Fotografia tirada e gentilmente oferecida pelo homem de Azeitão |
Talvez
precisemos voltar a essa arte tão humana que é a lentidão. Os nossos estilos de
vida parecem irremediavelmente contaminados por uma pressão que não dominamos;
não há tempo a perder; queremos alcançar as metas o mais rapidamente que formos
capazes; os processos desgastam-nos, as perguntas atrasam-nos, os sentimentos
são um puro desperdício: dizem-nos que temos de valorizar resultados, apenas
resultados.
À conta
disso, os ritmos de atividade tornam-se impiedosamente inaturais. Cada projeto
que nos propõem é sempre mais absorvente e tem a ambição de sobrepor-se a tudo.

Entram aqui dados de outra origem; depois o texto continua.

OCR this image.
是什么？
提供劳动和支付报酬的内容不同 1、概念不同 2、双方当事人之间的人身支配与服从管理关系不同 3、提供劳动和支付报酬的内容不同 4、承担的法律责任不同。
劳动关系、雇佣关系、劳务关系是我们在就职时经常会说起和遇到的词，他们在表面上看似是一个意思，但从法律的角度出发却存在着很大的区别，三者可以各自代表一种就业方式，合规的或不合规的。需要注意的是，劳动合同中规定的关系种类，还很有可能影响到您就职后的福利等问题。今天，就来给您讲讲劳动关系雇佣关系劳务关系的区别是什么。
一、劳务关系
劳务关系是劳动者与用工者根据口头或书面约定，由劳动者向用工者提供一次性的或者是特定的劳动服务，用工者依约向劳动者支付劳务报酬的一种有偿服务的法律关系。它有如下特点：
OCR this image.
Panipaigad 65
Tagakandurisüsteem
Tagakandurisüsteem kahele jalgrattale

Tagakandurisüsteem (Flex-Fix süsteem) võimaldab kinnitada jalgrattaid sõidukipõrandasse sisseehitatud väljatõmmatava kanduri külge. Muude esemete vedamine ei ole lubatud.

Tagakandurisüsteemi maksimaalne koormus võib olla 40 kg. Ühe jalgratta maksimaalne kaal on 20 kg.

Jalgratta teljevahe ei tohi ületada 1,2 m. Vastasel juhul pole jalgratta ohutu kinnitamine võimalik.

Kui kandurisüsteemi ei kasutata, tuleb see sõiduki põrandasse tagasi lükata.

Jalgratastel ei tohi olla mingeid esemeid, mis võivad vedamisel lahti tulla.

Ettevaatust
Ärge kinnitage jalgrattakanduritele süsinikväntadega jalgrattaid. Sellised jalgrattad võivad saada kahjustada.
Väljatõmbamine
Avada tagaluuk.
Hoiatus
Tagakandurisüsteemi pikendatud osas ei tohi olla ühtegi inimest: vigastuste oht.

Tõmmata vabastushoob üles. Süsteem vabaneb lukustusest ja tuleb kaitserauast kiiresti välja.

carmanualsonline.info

Os horários avançam impondo um recuo da esfera privada. E mesmo estando aí é
necessário permanecer contactável e disponível a qualquer momento. Passamos a
viver num open space sem paredes nem margens, sem dias diferentes dos
outros, sem rituais reconfiguradores, num contínuo obsidiante, controlado ao
minuto. Damos por nós ofegantes, fazendo por fazer, atropelados por agendas e
jornadas sucessivas em que nos fazem sentir que já amanhecemos atrasados.
Deveríamos,
contudo, refletir sobre o que perdemos, sobre o que vai ficando para trás,
submerso ou em surdina, sobre o que deixamos de saber quando permitimos que a
aceleração nos condicione deste modo. Com razão, num magnífico texto intitulado
“A lentidão”, Milan Kundera escreve: «Quando as coisas acontecem depressa
demais, ninguém pode ter certeza de nada, de coisa nenhuma, nem de si mesmo.» E
explica, em seguida, que o grau de lentidão é diretamente proporcional à
intensidade da memória, enquanto o grau de velocidade é diretamente
proporcional à do esquecimento. Quer dizer: até a impressão de domínio das
várias frentes, até esta empolgante sensação de omnipotência que a pressa nos
dá é fictícia. A pressa condena-nos ao esquecimento.
Passamos
pelas coisas sem as habitar, falamos com os outros sem os ouvir, juntamos
informação que nunca chegamos a aprofundar. Tudo transita num galope ruidoso,
veemente e efémero. Na verdade, a velocidade com que vivemos impede-nos de
viver. Uma alternativa será resgatar a nossa relação com o tempo. Por
tentativas, por pequenos passos. Ora isso não acontece sem um abrandamento
interno. Precisamente porque a pressão de decidir é enorme, necessitamos de uma
lentidão que nos proteja das precipitações mecânicas, dos gestos cegamente
compulsivos, das palavras repetidas e banais. Precisamente porque nos temos de
desdobrar e multiplicar, necessitamos de reaprender o aqui e o agora da
presença, de reaprender o inteiro, o intacto, o concentrado, o atento e o uno.
Lembro-me
de uma história engraçada que ouvi contar à pintora Lourdes de Castro. Quando
em certos dias o telefone tocava repetidamente, e os prazos apertavam e tudo,
de repente, pedia uma velocidade maior do que aquela que é sensato dar, ela e o
Manuel Zimbro, seu marido, começavam a andar teatralmente em câmara lenta pelo
espaço da casa. E divergindo dessa forma com a aceleração, riam-se, ganhavam
tempo e distanciamento crítico, buscavam outros modos, voltavam a sentir-se
próximos, refaziam-se.
Mesmo se
a lentidão perdeu o estatuto nas nossas sociedades modernas e ocidentais, ela
continua a ser um antídoto contra a rasura normalizadora. A lentidão ensaia uma
fuga ao quadriculado; ousa transcender o meramente funcional e utilitário;
escolhe mais vezes conviver com a vida silenciosa; anota os pequenos tráficos
de sentido, as trocas de sabor e as suas fascinantes minúcias, o manuseamento
diversificado e tão íntimo que pode ter luz.
* José Tolentino
Mendonça
In Expresso 25.5.2013
5 comentários:
Gostei imenso deste texto, mas acima de tudo a lentidão é, para mim,um estado de alerta. Em lentidão temos espaço para sentir a brisa, ver os filhos e os netos crescer, ouvir as estações a mudar e retemos, retemos na memória o que vale francamente a pena.
Gostei da reflexao: A lentidao e' necessaria para a o gozo e a consciencia do momento, a nos centrarmos relativamente ao mundo, aos outros. Discordo em absoluto com o Kundera quando equaciona a lentidao com a memoria e a rapidez com o esquecimento. A memoria e' funcao da emocao que pode chegar de forma fulgurante ou lenta.
Reflexão magnifica, fotografia a condizer.